"Men of few words are the best men." - William Shakespeare, King Henry V, Act III, Scene II

Friday, November 4, 2011

Travelogue of Mycroft Webb (Episode I) :

In a bid to spread the good word of Quincey Morris to those less fortunate than themselves; the fraternity of the QMBC dispatched one of their most capable officers (Mycroft Webb) on a round-the-world tour to win the hearts and minds of heathen masses towards the advancement of contrarian-elitist literary ideals .... and where possible to increase the standing of the pudding course in lesser cultures. As part of his missionary work, he has agreed to record a travelogue; of which, regular excerpts are reproduced here to serve as a permanent record for those who would follow in his footsteps. 

Arrival in Peking (39.909341 N, 116.4095 E) – November ‘11

Adequately rested after my international travels and with the freshly talcum-powdered nethers of a newborn, I stepped on to the platform at the Central train station in Peking as if I was about to buy the blasted place, tear it down, and turn it into my own private billiard hall. In that regard, I knew something was amiss almost instantly; there were no waiting footmen or representatives from the city’s international hostelries to usher me through the unknown and potentially feral streets to the sanctity of a comfortable hotel lounge with a decent drinks cabinet and a host of freshly-pressed (albeit dated) periodicals.

Unhappy with such shabby treatment at the hands of a foreign power, I decided to immediately register an informal complaint to the city’s aldermen and officials by breaking wind with as much gusto as I could present at that hour. Such an early show of strength to the natives was the advice of a military man at my club named Farnsworth who swore that similar tactics got him through some pretty hairy scrapes in the Crimean. The Crimean, no less! 

Brigadier Clifford Farnsworth. 
Before my departure for the Orient, old Brigadier Farnsworth, the sot, hollered these words at me across the steps of the Savoy before he was bundled into a waiting hackney cab: “Webb, when it comes to dealing with the Bud-Buds, you have to let them smell you boy!  Let the buggers know what you’re made of by Jove”. At that moment, I imagine the attending Orientals must have been of the opinion that I was composed chiefly of hard-boiled eggs and piccalilli. I rested a sturdy brogue upon my trunk momentarily to allow the gentlemanly miasma dissipate further through the crowd. It was but a matter of seconds before a gap-toothed Chinaman dressed in the native fashion presented himself for duty with a bow. He was a swarthy looking brute, nearly as broad as he was tall and his face was home to a grievous looking scar that gave him a most unwholesome air. That said, I could tell that this was no time for due diligence into the man’s background, I flashed some currency from my billfold and saw his eyes light up. I tapped my hardwood cane on the trunk and pointed to the street, striding toward to the exit with unusual conviction - my dangerous new factotum in tow.

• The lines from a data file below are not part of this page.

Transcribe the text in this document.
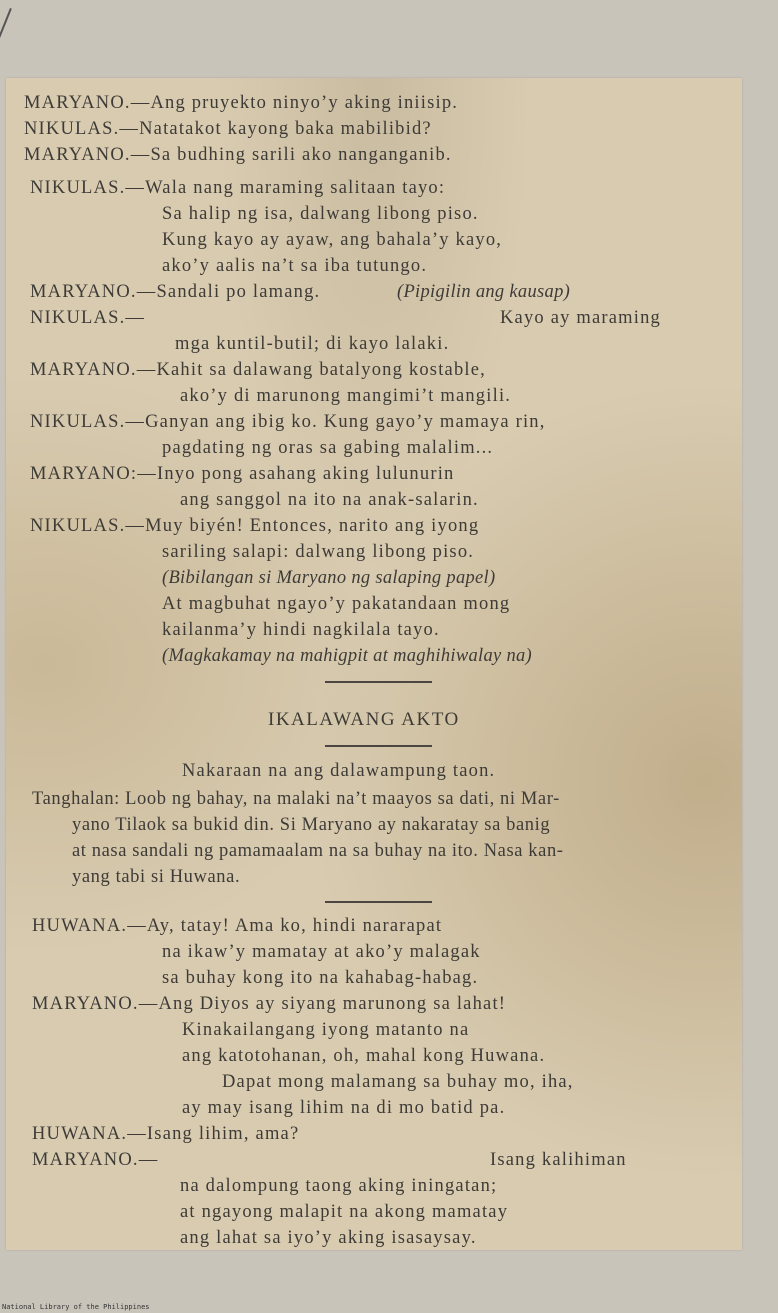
MARYANO.—Ang pruyekto ninyo’y aking iniisip.
NIKULAS.—Natatakot kayong baka mabilibid?
MARYANO.—Sa budhing sarili ako nanganganib.
NIKULAS.—Wala nang maraming salitaan tayo:
Sa halip ng isa, dalwang libong piso.
Kung kayo ay ayaw, ang bahala’y kayo,
ako’y aalis na’t sa iba tutungo.
MARYANO.—Sandali po lamang.	(Pipigilin ang kausap)
NIKULAS.—	Kayo ay maraming
mga kuntil-butil; di kayo lalaki.
MARYANO.—Kahit sa dalawang batalyong kostable,
ako’y di marunong mangimi’t mangili.
NIKULAS.—Ganyan ang ibig ko. Kung gayo’y mamaya rin,
pagdating ng oras sa gabing malalim...
MARYANO:—Inyo pong asahang aking lulunurin
ang sanggol na ito na anak-salarin.
NIKULAS.—Muy biyén! Entonces, narito ang iyong
sariling salapi: dalwang libong piso.
(Bibilangan si Maryano ng salaping papel)
At magbuhat ngayo’y pakatandaan mong
kailanma’y hindi nagkilala tayo.
(Magkakamay na mahigpit at maghihiwalay na)
IKALAWANG AKTO
Nakaraan na ang dalawampung taon.
Tanghalan: Loob ng bahay, na malaki na’t maayos sa dati, ni Mar-
yano Tilaok sa bukid din. Si Maryano ay nakaratay sa banig
at nasa sandali ng pamamaalam na sa buhay na ito. Nasa kan-
yang tabi si Huwana.
HUWANA.—Ay, tatay! Ama ko, hindi nararapat
na ikaw’y mamatay at ako’y malagak
sa buhay kong ito na kahabag-habag.
MARYANO.—Ang Diyos ay siyang marunong sa lahat!
Kinakailangang iyong matanto na
ang katotohanan, oh, mahal kong Huwana.
Dapat mong malamang sa buhay mo, iha,
ay may isang lihim na di mo batid pa.
HUWANA.—Isang lihim, ama?
MARYANO.—	Isang kalihiman
na dalompung taong aking iningatan;
at ngayong malapit na akong mamatay
ang lahat sa iyo’y aking isasaysay.
National Library of the Philippines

The Raffles Hotel - an oasis amidst the savagery!
There and then, I had a fancy to christen the fellow Passepartout after the character from Jules Verne’s “Around the World in Eighty days” but deemed the implicit comparison of myself to Phileas Fogg a bit too vainglorious and instead opted to name him “Finbarr” after an Irish setter that I owned as a boy, finding it to be an altogether more suitable monicker. Upon reaching the street outside, I engaged a sizeable rickshaw and petitioned the driver to take us to the Raffles Hotel with all due haste. On the journey through the streets of Peking, I caught a whiff of the pungent aroma of cabbages and piss water that seems to permeate the air. I thought it was no wonder so many of the city’s inhabitants walked around with masks on their faces.

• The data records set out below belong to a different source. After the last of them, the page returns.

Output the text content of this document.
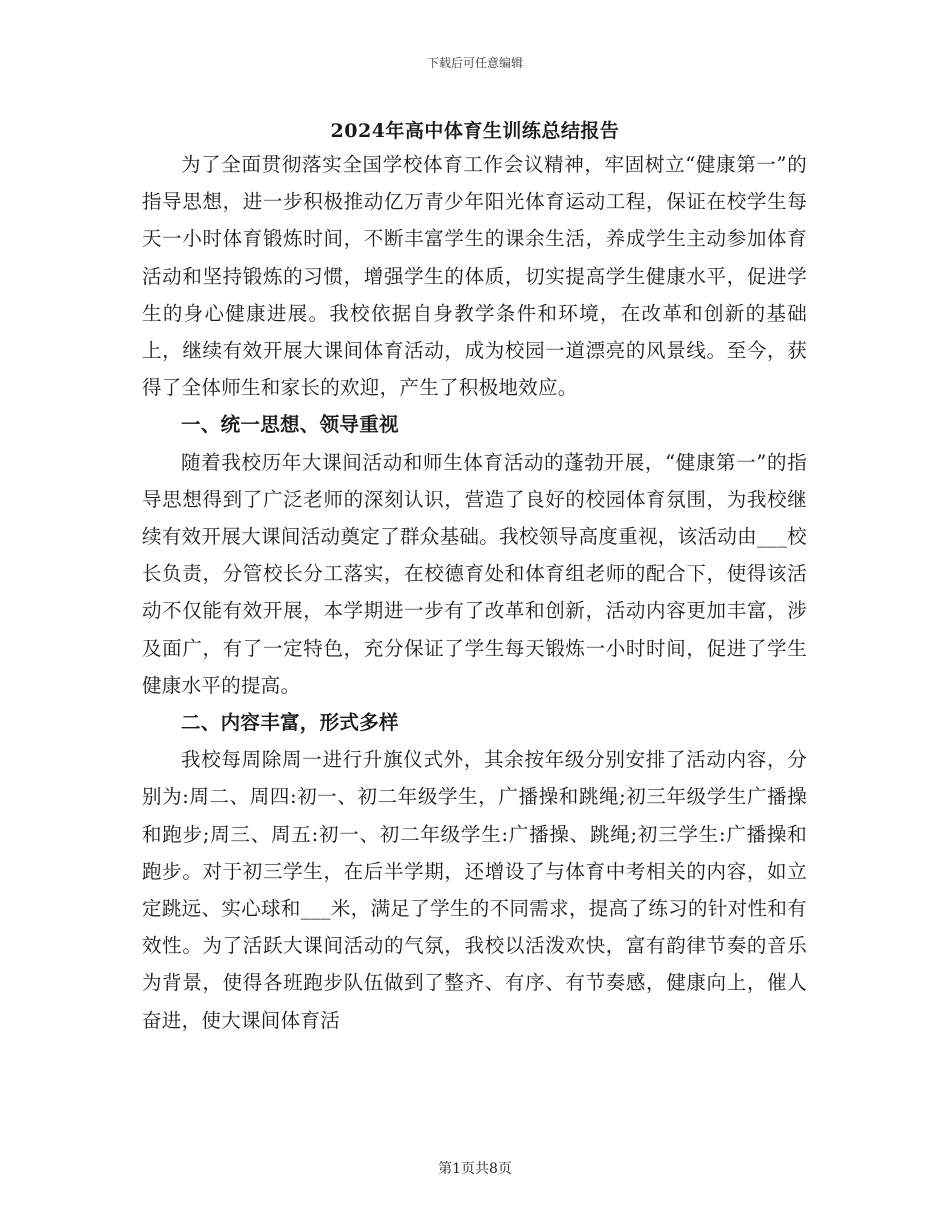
下载后可任意编辑
2024年高中体育生训练总结报告

为了全面贯彻落实全国学校体育工作会议精神，牢固树立“健康第一”的指导思想，进一步积极推动亿万青少年阳光体育运动工程，保证在校学生每天一小时体育锻炼时间，不断丰富学生的课余生活，养成学生主动参加体育活动和坚持锻炼的习惯，增强学生的体质，切实提高学生健康水平，促进学生的身心健康进展。我校依据自身教学条件和环境，在改革和创新的基础上，继续有效开展大课间体育活动，成为校园一道漂亮的风景线。至今，获得了全体师生和家长的欢迎，产生了积极地效应。

一、统一思想、领导重视

随着我校历年大课间活动和师生体育活动的蓬勃开展，“健康第一”的指导思想得到了广泛老师的深刻认识，营造了良好的校园体育氛围，为我校继续有效开展大课间活动奠定了群众基础。我校领导高度重视，该活动由___校长负责，分管校长分工落实，在校德育处和体育组老师的配合下，使得该活动不仅能有效开展，本学期进一步有了改革和创新，活动内容更加丰富，涉及面广，有了一定特色，充分保证了学生每天锻炼一小时时间，促进了学生健康水平的提高。

二、内容丰富，形式多样

我校每周除周一进行升旗仪式外，其余按年级分别安排了活动内容，分别为:周二、周四:初一、初二年级学生，广播操和跳绳;初三年级学生广播操和跑步;周三、周五:初一、初二年级学生:广播操、跳绳;初三学生:广播操和跑步。对于初三学生，在后半学期，还增设了与体育中考相关的内容，如立定跳远、实心球和___米，满足了学生的不同需求，提高了练习的针对性和有效性。为了活跃大课间活动的气氛，我校以活泼欢快，富有韵律节奏的音乐为背景，使得各班跑步队伍做到了整齐、有序、有节奏感，健康向上，催人奋进，使大课间体育活

第1页共8页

Squatting like Chinamen, literally. 
At every street corner, I could see men squatting on their haunches, smoking and chatting contentedly. It seems that the Chinese have yet to master the stool or the chair and I immediately made note of my first import/export opportunity in my notebook; making a fortune here would be like taking butter-candy from a toddler. Those individuals not reduced to squatting on their haunches walked the streets clearing their throats and hurling wads of phlegm in all directions; seeming to be in competition with each other to do so at the greatest volume. The facemasks were making more sense with each passing minute.

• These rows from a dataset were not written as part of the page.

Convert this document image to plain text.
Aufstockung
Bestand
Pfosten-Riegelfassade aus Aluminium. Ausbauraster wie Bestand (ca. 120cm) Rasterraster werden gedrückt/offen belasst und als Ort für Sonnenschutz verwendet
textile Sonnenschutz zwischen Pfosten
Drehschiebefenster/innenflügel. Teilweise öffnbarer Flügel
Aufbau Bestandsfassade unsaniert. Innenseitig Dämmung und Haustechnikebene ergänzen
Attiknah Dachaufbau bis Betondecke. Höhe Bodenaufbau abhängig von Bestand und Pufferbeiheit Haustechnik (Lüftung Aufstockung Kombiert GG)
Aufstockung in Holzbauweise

Impervious to my disgust, Finbarr, who now hung from the rear of the rickshaw with some abandon, gave birth to the most prodigious piece of expectorate I have ever observed. He lobbed it with great aplomb onto a brazier where six chicken skewers now hissed wildly. He grinned at me from ear-to-ear and I smiled back somewhat anxiously making a note to eat nothing outside of the hotel dining room and to invent some form of hand-sanitisation system immediately. I knew then that the coming weeks were going to be different, possibly fatal but definitely different.